- Born: West Virginia
- Occupation: Ophthalmologist
- Years active: 1977-current
- Known for: Founder/CEO, Massachusetts Eye Research & Surgery Institution

= C. Stephen Foster =

American ophthalmologist

Charles Stephen Foster is an American ophthalmologist known for his research and treatment of ocular inflammatory disease (OID) with immunomodulatory therapy. In addition, Foster is the author of approximately 1,000 papers and 14 textbooks. His focus tends to be dedicated to the advancement of ophthalmology. Foster established the Ocular Immunology and Uveitis Foundation to support relevant research. He is currently a mentor and part-time professor of ophthalmology at Harvard Medical School.

==Education==
Foster was born and raised in West Virginia. He completed his Bachelor of Science Degree in Chemistry at Duke University in 1965. In 1969 he received his Doctor of Medicine Degree at Duke University Medical Center.

==Career==
After his fellowship, Foster joined the full-time faculty in the Department of Ophthalmology at Harvard Medical School, serving as the director of the residency training program at MEEI. In 1980, he created its first ocular immunology service, and created the Uveitis and Ocular Immunology Fellowship to train ophthalmologists in 1984.

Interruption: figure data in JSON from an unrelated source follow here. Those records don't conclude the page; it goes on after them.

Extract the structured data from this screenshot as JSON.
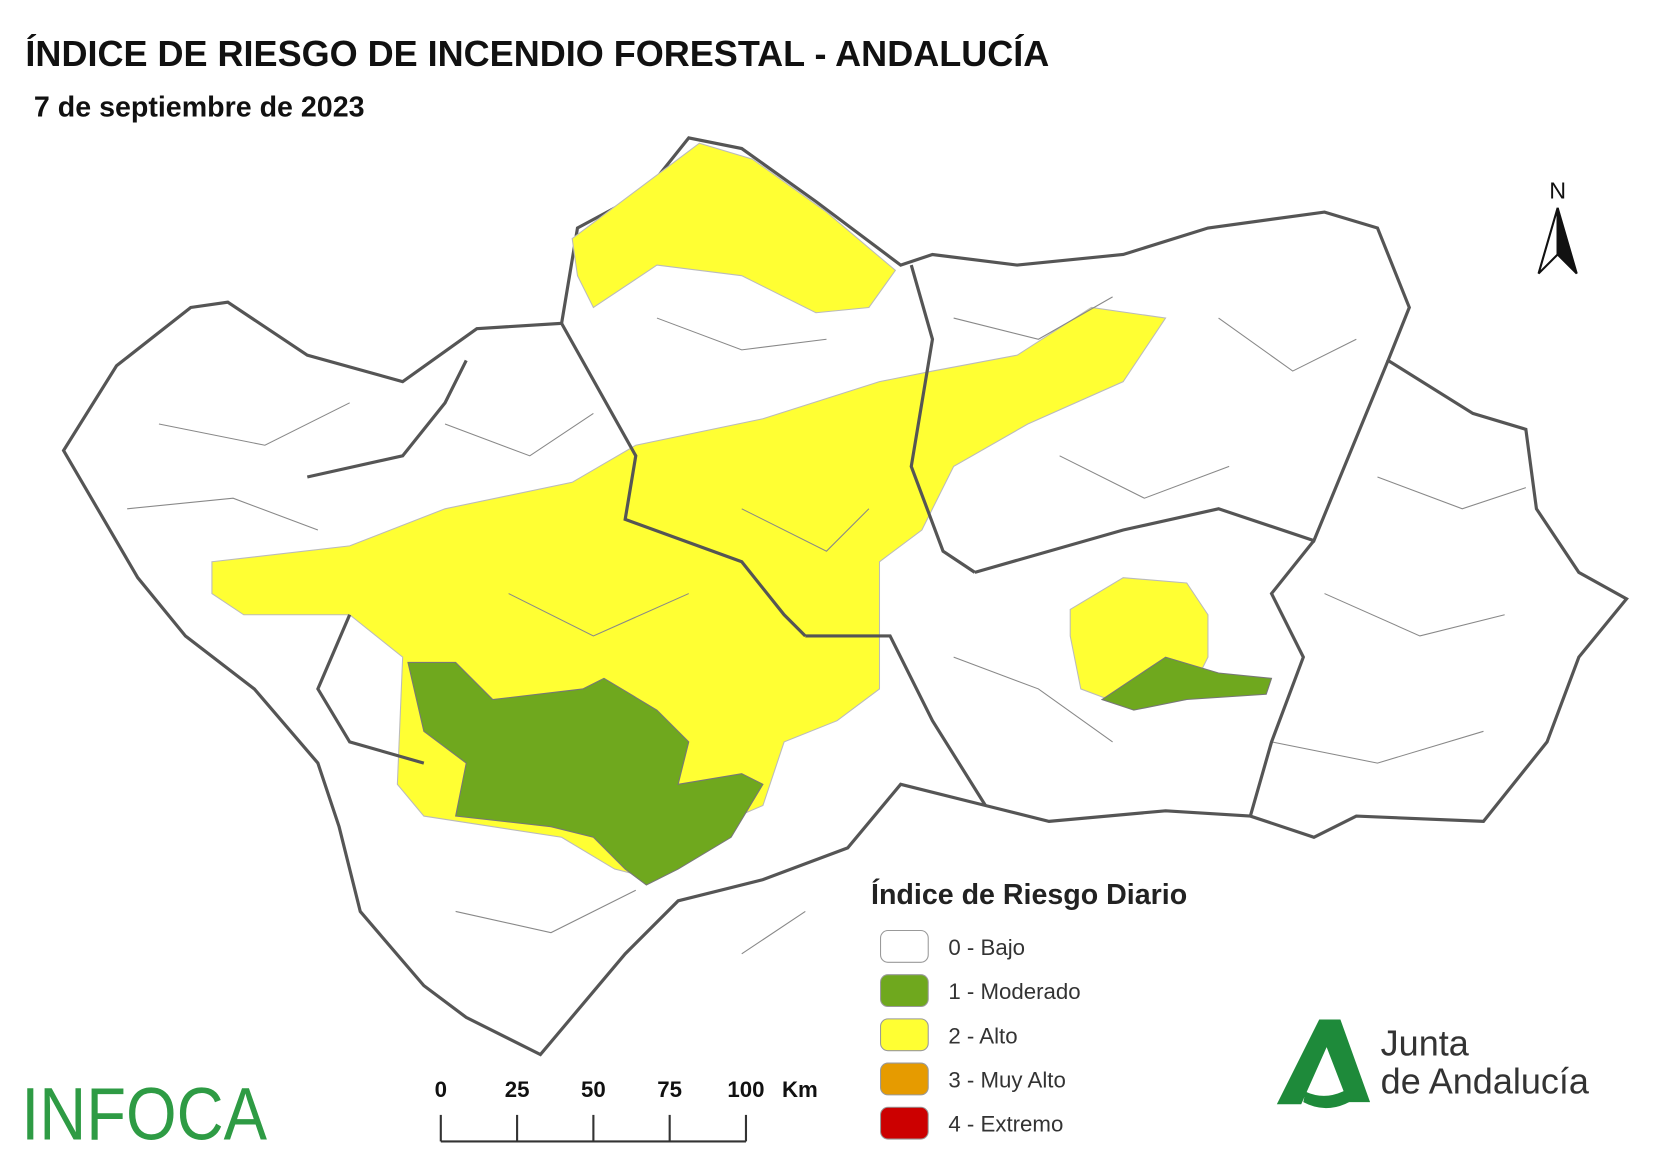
{
  "header": {
    "title": "ÍNDICE DE RIESGO DE INCENDIO FORESTAL - ANDALUCÍA",
    "subtitle": "7 de septiembre de 2023"
  },
  "north_arrow": {
    "label": "N"
  },
  "legend": {
    "title": "Índice de Riesgo Diario",
    "items": [
      {
        "label": "0 - Bajo",
        "color": "#ffffff"
      },
      {
        "label": "1 - Moderado",
        "color": "#6fa81e"
      },
      {
        "label": "2 - Alto",
        "color": "#ffff33"
      },
      {
        "label": "3 - Muy Alto",
        "color": "#e69b00"
      },
      {
        "label": "4 - Extremo",
        "color": "#cc0000"
      }
    ]
  },
  "scale_bar": {
    "ticks": [
      0,
      25,
      50,
      75,
      100
    ],
    "unit": "Km"
  },
  "logos": {
    "infoca": "INFOCA",
    "junta_line1": "Junta",
    "junta_line2": "de Andalucía"
  }
}
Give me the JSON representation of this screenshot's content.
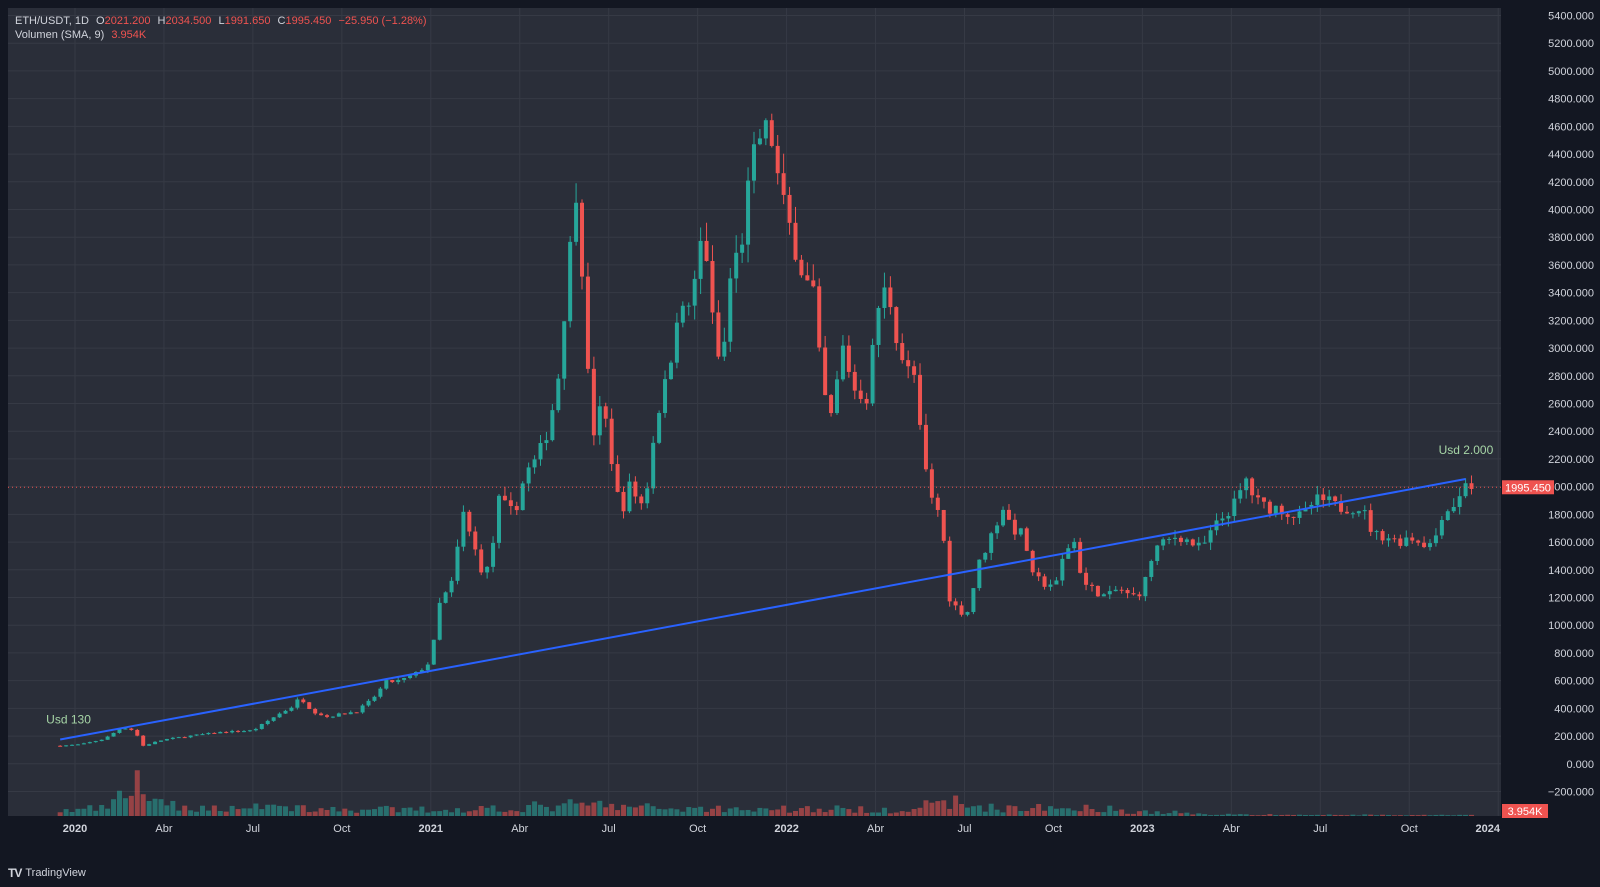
{
  "symbol": {
    "pair": "ETH/USDT",
    "interval": "1D",
    "open_label": "O",
    "open": "2021.200",
    "high_label": "H",
    "high": "2034.500",
    "low_label": "L",
    "low": "1991.650",
    "close_label": "C",
    "close": "1995.450",
    "change": "−25.950 (−1.28%)"
  },
  "volume_indicator": {
    "label": "Volumen (SMA, 9)",
    "value": "3.954K"
  },
  "colors": {
    "background": "#131722",
    "pane": "#2a2e39",
    "grid": "#363a45",
    "up": "#26a69a",
    "down": "#ef5350",
    "trendline": "#2962ff",
    "text": "#d1d4dc",
    "annotation": "#a6d5a6"
  },
  "branding": {
    "logo": "TV",
    "name": "TradingView"
  },
  "chart_data": {
    "type": "candlestick",
    "title": "ETH/USDT 1D",
    "xlabel": "",
    "ylabel": "",
    "ylim": [
      -350,
      5450
    ],
    "price_ticks": [
      "5400.000",
      "5200.000",
      "5000.000",
      "4800.000",
      "4600.000",
      "4400.000",
      "4200.000",
      "4000.000",
      "3800.000",
      "3600.000",
      "3400.000",
      "3200.000",
      "3000.000",
      "2800.000",
      "2600.000",
      "2400.000",
      "2200.000",
      "2000.000",
      "1800.000",
      "1600.000",
      "1400.000",
      "1200.000",
      "1000.000",
      "800.000",
      "600.000",
      "400.000",
      "200.000",
      "0.000",
      "−200.000"
    ],
    "tick_values": [
      5400,
      5200,
      5000,
      4800,
      4600,
      4400,
      4200,
      4000,
      3800,
      3600,
      3400,
      3200,
      3000,
      2800,
      2600,
      2400,
      2200,
      2000,
      1800,
      1600,
      1400,
      1200,
      1000,
      800,
      600,
      400,
      200,
      0,
      -200
    ],
    "time_ticks": [
      {
        "label": "2020",
        "m": 0,
        "major": true
      },
      {
        "label": "Abr",
        "m": 3,
        "major": false
      },
      {
        "label": "Jul",
        "m": 6,
        "major": false
      },
      {
        "label": "Oct",
        "m": 9,
        "major": false
      },
      {
        "label": "2021",
        "m": 12,
        "major": true
      },
      {
        "label": "Abr",
        "m": 15,
        "major": false
      },
      {
        "label": "Jul",
        "m": 18,
        "major": false
      },
      {
        "label": "Oct",
        "m": 21,
        "major": false
      },
      {
        "label": "2022",
        "m": 24,
        "major": true
      },
      {
        "label": "Abr",
        "m": 27,
        "major": false
      },
      {
        "label": "Jul",
        "m": 30,
        "major": false
      },
      {
        "label": "Oct",
        "m": 33,
        "major": false
      },
      {
        "label": "2023",
        "m": 36,
        "major": true
      },
      {
        "label": "Abr",
        "m": 39,
        "major": false
      },
      {
        "label": "Jul",
        "m": 42,
        "major": false
      },
      {
        "label": "Oct",
        "m": 45,
        "major": false
      },
      {
        "label": "2024",
        "m": 48,
        "major": true
      }
    ],
    "price_path": [
      [
        -0.5,
        130
      ],
      [
        0.2,
        140
      ],
      [
        1.0,
        180
      ],
      [
        1.6,
        265
      ],
      [
        2.0,
        240
      ],
      [
        2.3,
        130
      ],
      [
        2.6,
        150
      ],
      [
        3.0,
        175
      ],
      [
        4.0,
        205
      ],
      [
        5.0,
        230
      ],
      [
        6.0,
        240
      ],
      [
        6.8,
        350
      ],
      [
        7.3,
        410
      ],
      [
        7.6,
        480
      ],
      [
        8.0,
        380
      ],
      [
        8.5,
        340
      ],
      [
        9.0,
        360
      ],
      [
        9.5,
        380
      ],
      [
        10.0,
        460
      ],
      [
        10.5,
        590
      ],
      [
        11.0,
        600
      ],
      [
        11.5,
        650
      ],
      [
        12.0,
        740
      ],
      [
        12.3,
        1150
      ],
      [
        12.7,
        1300
      ],
      [
        13.1,
        1800
      ],
      [
        13.4,
        1600
      ],
      [
        13.8,
        1350
      ],
      [
        14.0,
        1450
      ],
      [
        14.3,
        1900
      ],
      [
        14.8,
        1800
      ],
      [
        15.2,
        2100
      ],
      [
        15.6,
        2200
      ],
      [
        16.0,
        2450
      ],
      [
        16.3,
        2800
      ],
      [
        16.6,
        3500
      ],
      [
        16.9,
        4150
      ],
      [
        17.1,
        3600
      ],
      [
        17.3,
        2800
      ],
      [
        17.5,
        2400
      ],
      [
        17.8,
        2600
      ],
      [
        18.1,
        2200
      ],
      [
        18.4,
        1800
      ],
      [
        18.7,
        2000
      ],
      [
        19.2,
        1850
      ],
      [
        19.6,
        2500
      ],
      [
        20.0,
        2800
      ],
      [
        20.3,
        3250
      ],
      [
        20.6,
        3250
      ],
      [
        20.9,
        3450
      ],
      [
        21.2,
        3900
      ],
      [
        21.5,
        3200
      ],
      [
        21.8,
        2800
      ],
      [
        22.1,
        3500
      ],
      [
        22.5,
        3800
      ],
      [
        22.8,
        4300
      ],
      [
        23.2,
        4600
      ],
      [
        23.5,
        4500
      ],
      [
        23.8,
        4100
      ],
      [
        24.2,
        3800
      ],
      [
        24.6,
        3500
      ],
      [
        24.9,
        3400
      ],
      [
        25.2,
        2700
      ],
      [
        25.5,
        2500
      ],
      [
        25.9,
        3000
      ],
      [
        26.3,
        2700
      ],
      [
        26.7,
        2650
      ],
      [
        27.1,
        3300
      ],
      [
        27.4,
        3450
      ],
      [
        27.7,
        3100
      ],
      [
        28.0,
        2850
      ],
      [
        28.3,
        2800
      ],
      [
        28.6,
        2200
      ],
      [
        28.9,
        1900
      ],
      [
        29.2,
        1800
      ],
      [
        29.5,
        1200
      ],
      [
        29.8,
        1100
      ],
      [
        30.1,
        1100
      ],
      [
        30.5,
        1450
      ],
      [
        30.9,
        1650
      ],
      [
        31.3,
        1850
      ],
      [
        31.6,
        1700
      ],
      [
        32.0,
        1650
      ],
      [
        32.3,
        1350
      ],
      [
        32.7,
        1300
      ],
      [
        33.1,
        1300
      ],
      [
        33.4,
        1550
      ],
      [
        33.7,
        1600
      ],
      [
        34.0,
        1300
      ],
      [
        34.4,
        1250
      ],
      [
        34.8,
        1200
      ],
      [
        35.2,
        1270
      ],
      [
        35.6,
        1200
      ],
      [
        36.0,
        1250
      ],
      [
        36.4,
        1550
      ],
      [
        36.8,
        1600
      ],
      [
        37.2,
        1650
      ],
      [
        37.6,
        1600
      ],
      [
        38.0,
        1550
      ],
      [
        38.4,
        1700
      ],
      [
        38.8,
        1800
      ],
      [
        39.2,
        1900
      ],
      [
        39.5,
        2050
      ],
      [
        39.8,
        1900
      ],
      [
        40.2,
        1850
      ],
      [
        40.6,
        1850
      ],
      [
        41.0,
        1800
      ],
      [
        41.4,
        1780
      ],
      [
        41.8,
        1900
      ],
      [
        42.2,
        1900
      ],
      [
        42.6,
        1850
      ],
      [
        43.0,
        1850
      ],
      [
        43.4,
        1850
      ],
      [
        43.8,
        1650
      ],
      [
        44.2,
        1650
      ],
      [
        44.6,
        1600
      ],
      [
        45.0,
        1640
      ],
      [
        45.4,
        1600
      ],
      [
        45.8,
        1580
      ],
      [
        46.1,
        1800
      ],
      [
        46.4,
        1850
      ],
      [
        46.7,
        1920
      ],
      [
        46.9,
        2050
      ],
      [
        47.1,
        1995
      ]
    ],
    "volume_profile": [
      [
        -0.5,
        0.12
      ],
      [
        1.0,
        0.18
      ],
      [
        1.9,
        0.6
      ],
      [
        2.1,
        0.95
      ],
      [
        2.3,
        0.55
      ],
      [
        2.8,
        0.3
      ],
      [
        3.5,
        0.2
      ],
      [
        5.0,
        0.18
      ],
      [
        6.0,
        0.22
      ],
      [
        6.5,
        0.3
      ],
      [
        7.0,
        0.2
      ],
      [
        8.0,
        0.18
      ],
      [
        9.0,
        0.15
      ],
      [
        11.0,
        0.14
      ],
      [
        12.5,
        0.15
      ],
      [
        15.0,
        0.2
      ],
      [
        16.5,
        0.25
      ],
      [
        17.4,
        0.28
      ],
      [
        18.0,
        0.22
      ],
      [
        21.0,
        0.18
      ],
      [
        24.0,
        0.16
      ],
      [
        26.0,
        0.15
      ],
      [
        28.0,
        0.15
      ],
      [
        29.6,
        0.32
      ],
      [
        30.0,
        0.25
      ],
      [
        31.0,
        0.2
      ],
      [
        33.0,
        0.18
      ],
      [
        34.0,
        0.22
      ],
      [
        35.0,
        0.15
      ],
      [
        36.0,
        0.1
      ],
      [
        37.0,
        0.08
      ],
      [
        38.0,
        0.05
      ],
      [
        40.0,
        0.03
      ],
      [
        45.0,
        0.02
      ],
      [
        47.1,
        0.02
      ]
    ],
    "volume_ylim": [
      0,
      11
    ],
    "last_price": 1995.45,
    "last_price_label": "1995.450",
    "last_volume_label": "3.954K",
    "trendline": {
      "start": {
        "month": -0.5,
        "price": 175
      },
      "end": {
        "month": 46.9,
        "price": 2055
      },
      "start_label": "Usd 130",
      "end_label": "Usd 2.000"
    }
  }
}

In 2005, he formed his own eye care facility, Massachusetts Eye Research and Surgery Institution (MERSI), and a foundation, the Ocular Immunology and Uveitis Foundation (OIUF)

Foster developed the "step ladder approach to care" for treating patients with ocular inflammatory disease. This standard of care in treating uveitis/OID was published in July 2015 as the preferred practice patterns in the Journal of Survey of Ophthalmology.

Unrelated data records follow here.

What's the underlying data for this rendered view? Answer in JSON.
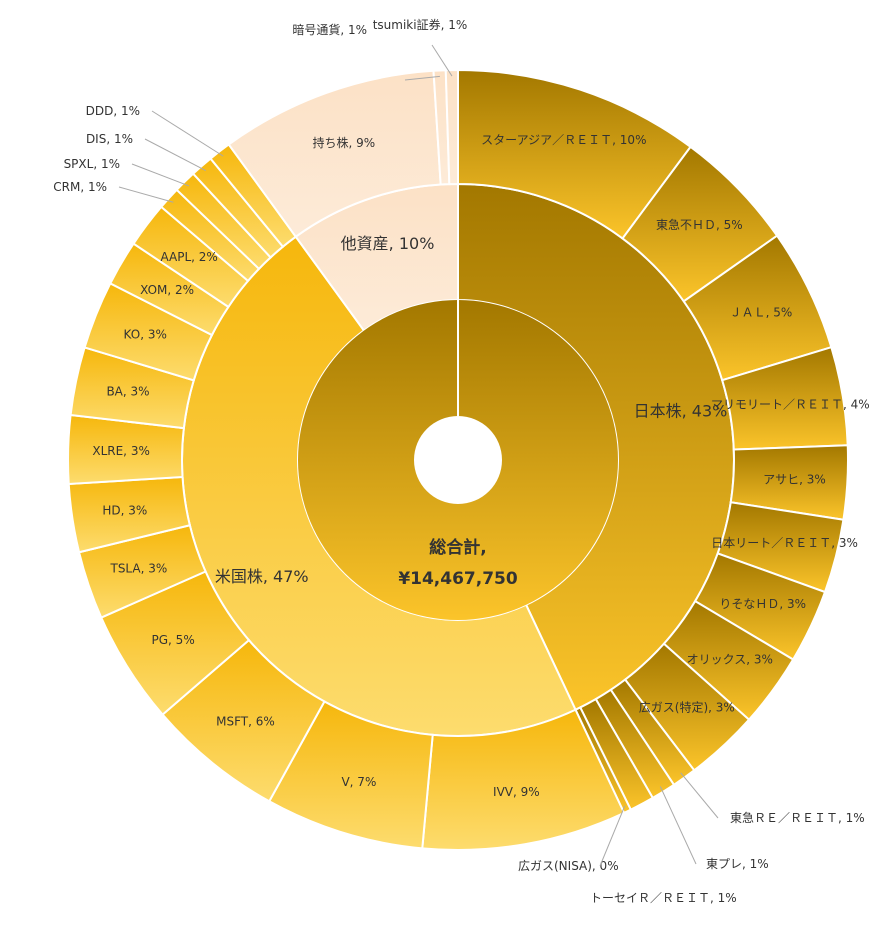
{
  "chart_data": {
    "type": "sunburst",
    "center": {
      "title": "総合計,",
      "value": "¥14,467,750"
    },
    "groups": [
      {
        "name": "日本株",
        "label": "日本株, 43%",
        "value": 43,
        "gradient": [
          "#a37800",
          "#fbc42a"
        ],
        "children": [
          {
            "label": "スターアジア／ＲＥＩＴ, 10%",
            "value": 10
          },
          {
            "label": "東急不ＨＤ, 5%",
            "value": 5
          },
          {
            "label": "ＪＡＬ, 5%",
            "value": 5
          },
          {
            "label": "マリモリート／ＲＥＩＴ, 4%",
            "value": 4
          },
          {
            "label": "アサヒ, 3%",
            "value": 3
          },
          {
            "label": "日本リート／ＲＥＩＴ, 3%",
            "value": 3
          },
          {
            "label": "りそなＨＤ, 3%",
            "value": 3
          },
          {
            "label": "オリックス, 3%",
            "value": 3
          },
          {
            "label": "広ガス(特定), 3%",
            "value": 3
          },
          {
            "label": "東急ＲＥ／ＲＥＩＴ, 1%",
            "value": 1
          },
          {
            "label": "東プレ, 1%",
            "value": 1
          },
          {
            "label": "トーセイＲ／ＲＥＩＴ, 1%",
            "value": 1
          },
          {
            "label": "広ガス(NISA), 0%",
            "value": 0.3
          }
        ]
      },
      {
        "name": "米国株",
        "label": "米国株, 47%",
        "value": 47,
        "gradient": [
          "#f6b70c",
          "#fddc6e"
        ],
        "children": [
          {
            "label": "IVV, 9%",
            "value": 9
          },
          {
            "label": "V, 7%",
            "value": 7
          },
          {
            "label": "MSFT, 6%",
            "value": 6
          },
          {
            "label": "PG, 5%",
            "value": 5
          },
          {
            "label": "TSLA, 3%",
            "value": 3
          },
          {
            "label": "HD, 3%",
            "value": 3
          },
          {
            "label": "XLRE, 3%",
            "value": 3
          },
          {
            "label": "BA, 3%",
            "value": 3
          },
          {
            "label": "KO, 3%",
            "value": 3
          },
          {
            "label": "XOM, 2%",
            "value": 2
          },
          {
            "label": "AAPL, 2%",
            "value": 2
          },
          {
            "label": "CRM, 1%",
            "value": 1
          },
          {
            "label": "SPXL, 1%",
            "value": 1
          },
          {
            "label": "DIS, 1%",
            "value": 1
          },
          {
            "label": "DDD, 1%",
            "value": 1
          }
        ]
      },
      {
        "name": "他資産",
        "label": "他資産, 10%",
        "value": 10,
        "gradient": [
          "#fce1c6",
          "#fdebd8"
        ],
        "children": [
          {
            "label": "持ち株, 9%",
            "value": 9
          },
          {
            "label": "暗号通貨, 1%",
            "value": 0.5
          },
          {
            "label": "tsumiki証券, 1%",
            "value": 0.5
          }
        ]
      }
    ],
    "colors": {
      "center_from": "#a37800",
      "center_to": "#fbc42a",
      "stroke": "#ffffff",
      "leader": "#aaaaaa"
    }
  }
}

==Awards and achievements==
Foster has received the American Academy of Ophthalmology Award in 1983, the Research to Prevent Blindness Senior Scientific Investigator Award in 1995, and Mildred Weisenfeld Award for Excellence in Ophthalmology in 2005. He received a lifetime achievement award from the Academy of Ophthalmology in 2007.

In 2016, Foster was named as one of America's top doctors in ophthalmology for the 15th consecutive year.

Foster is a member of the American Ophthalmology Society and American Uveitis Society. As of 2023, his work had been cited over 42,000 times.